Adoption : Jamais deux sans … cinq !

Adopter, c’est apprendre d’abord à vivre ensemble, à construire ensemble, jeunes et adultes, l’avenir. C’est parfois un acte difficile, et pour les parents, et pour les enfants.

Marie-Rose et Jean, après plusieurs années de mariage et de nombreux examens médicaux, ne pouvant avoir d’enfants, ont un jour décidé de se tourner vers l’adoption.
Au début, ils souhaitaient adopter plusieurs enfants à quelques années d’intervalle et pourtant ce sera l’adoption d’une fratrie de trois jeunes enfants colombiennes en une seule fois.
Ils ont accepté de livrer, ici, leur témoignage pour « Présence Mariste ».

Pouvez vous nous expliquer un peu votre cheminement personnel jusqu’à l’adoption de Maria, Fernanda et Paula ?

Nous étions un jeune couple très amoureux, nous nous connaissions depuis la classe de troisième et avions presque toujours été dans la même classe. Tous les deux nous étions animateurs ACE (Action Catholique de l’Enfance). Si moi, Jean, je n’ai qu’un frère, Marie Rose, elle, a deux sœurs et deux frères. Nous avons toujours aimé être en famille et au milieu de nos neveux ou d’autres enfants.

Deux enfants mendiant dans les rues de Cali (Colombie)

Dès que tous les deux nous avons décidé de faire chemin commun dans la vie par le mariage, nous nous imaginions déjà entourés de deux ou trois bambins et, malgré notre très profond désir de fonder une famille, le verdict médical est tombé très sévère et définitif : nous ne pouvions pas avoir d’enfants…
Vous pouvez imaginer notre immense tristesse et profonde déception, notre vive rébellion contre une telle situation. Cependant malgré les larmes, nous avons vite décidé de réagir car il nous semblait qu’il n’était pas normal pour nous de nous refermer sur notre chagrin et de vivre tous les deux sans doute dans le bien-être matériel mais sans vrai but dans la vie.

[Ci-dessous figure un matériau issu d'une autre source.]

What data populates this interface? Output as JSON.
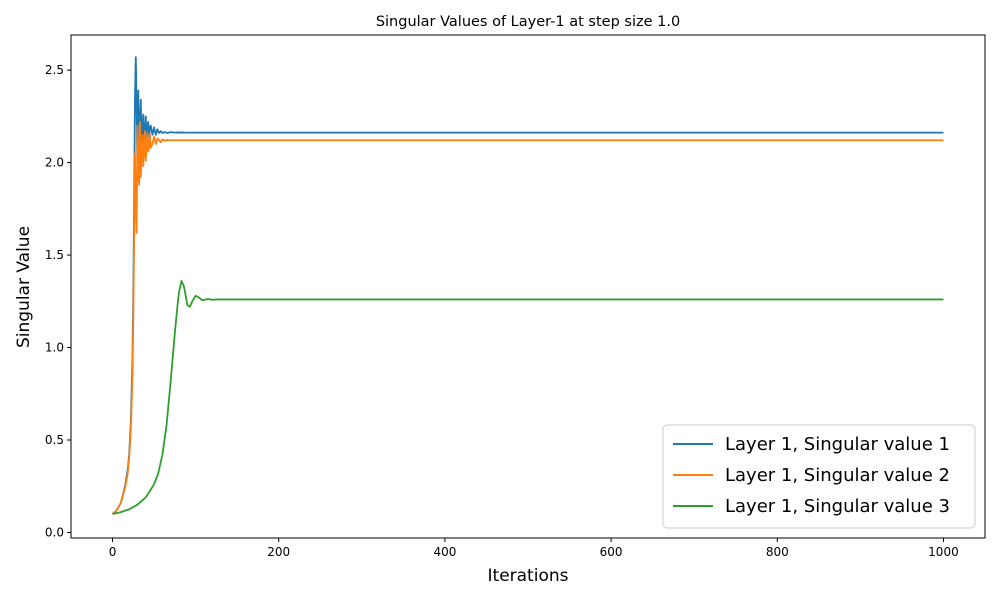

Alors l’idée de l’adoption est venue rapidement, nous faisant à la fois rêver mais suscitant aussi mille craintes et interrogations.

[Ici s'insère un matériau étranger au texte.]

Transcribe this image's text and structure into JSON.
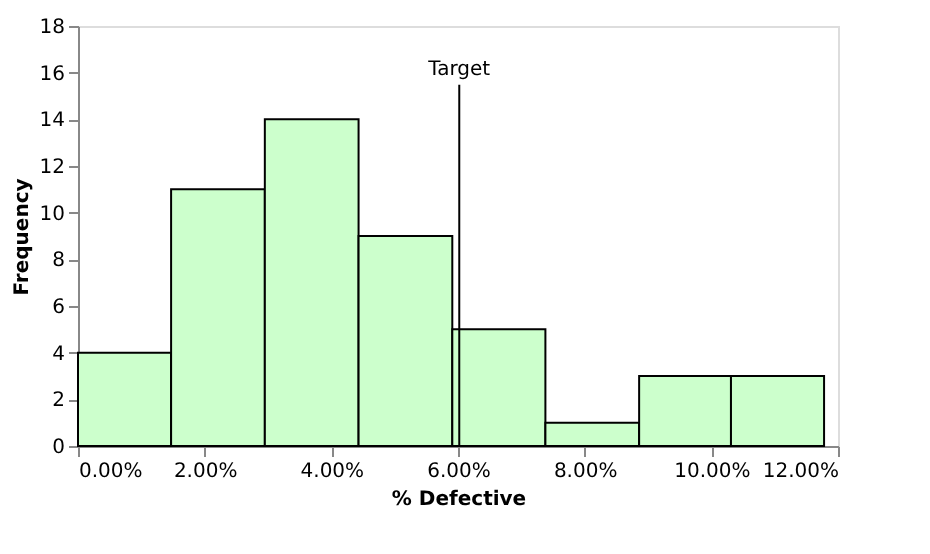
{
  "chart_data": {
    "type": "histogram",
    "xlabel": "% Defective",
    "ylabel": "Frequency",
    "bins": [
      0,
      1.47,
      2.95,
      4.43,
      5.91,
      7.38,
      8.86,
      10.31,
      11.78
    ],
    "values": [
      4,
      11,
      14,
      9,
      5,
      1,
      3,
      3
    ],
    "color": "#ccffcc",
    "xlim": [
      0,
      12
    ],
    "xticks": [
      {
        "value": 0,
        "label": "0.00%"
      },
      {
        "value": 2,
        "label": "2.00%"
      },
      {
        "value": 4,
        "label": "4.00%"
      },
      {
        "value": 6,
        "label": "6.00%"
      },
      {
        "value": 8,
        "label": "8.00%"
      },
      {
        "value": 10,
        "label": "10.00%"
      },
      {
        "value": 12,
        "label": "12.00%"
      }
    ],
    "ylim": [
      0,
      18
    ],
    "yticks": [
      0,
      2,
      4,
      6,
      8,
      10,
      12,
      14,
      16,
      18
    ],
    "grid": false,
    "ref_lines": [
      {
        "axis": "x",
        "value": 6.02,
        "label": "Target"
      }
    ]
  }
}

Nous avons communiqué notre souhait à un ami médecin qui nous a expliqué les nombreuses démarches à faire et la nécessité d’avoir beaucoup de patience. Ce furent alors les enquêtes multiples diligentées par la DASS, les assistantes sociales, les dossiers nombreux à remplir, les lettres de recommandation à faire rédiger et mille autres démarches très souvent fatigantes, répétitives et désespérantes.
Heureusement que nous étions tous les deux de plus en plus persuadés que le sens profond du mariage c’est de fonder une famille et que nous nous encouragions mutuellement pour dominer souvent la déprime.

Très vite, nous nous sommes orientés sur une adoption à l’étranger et ce fut le BIEN ESTAR COLOMBIANO (équivalent de la DDASS française) qui a accepté notre dossier à CALI.
Notre joie fut immense quand un petit garçon de deux ans nous fut « attribué ». Nous passions des heures à regarder sa photo, à l’imaginer dans nos bras, à préparer sa chambre, ses jouets. Nous essayions aussi d’apprendre un peu la langue de « notre » petit gars, l’espagnol que nous n’avions pas étudié en classe. Nos amis et nos familles nous encourageaient et aidaient.

Vous nous parlez d’un petit garçon et vous avez trois filles ?

Eh oui, c’est incroyable mais, un soir, très tard à cause du décalage horaire, le téléphone a sonné… on nous parlait de Colombie et comme c’était en espagnol, on ne comprenait pas. Alors, on a vite fait appel à notre traductrice et on a rappelé Cali et l’horrible nouvelle est tombée : « notre » fils n’était plus adoptable, une vague personne de sa famille ayant simplement pris de ses nouvelles à l’orphelinat où il se trouvait.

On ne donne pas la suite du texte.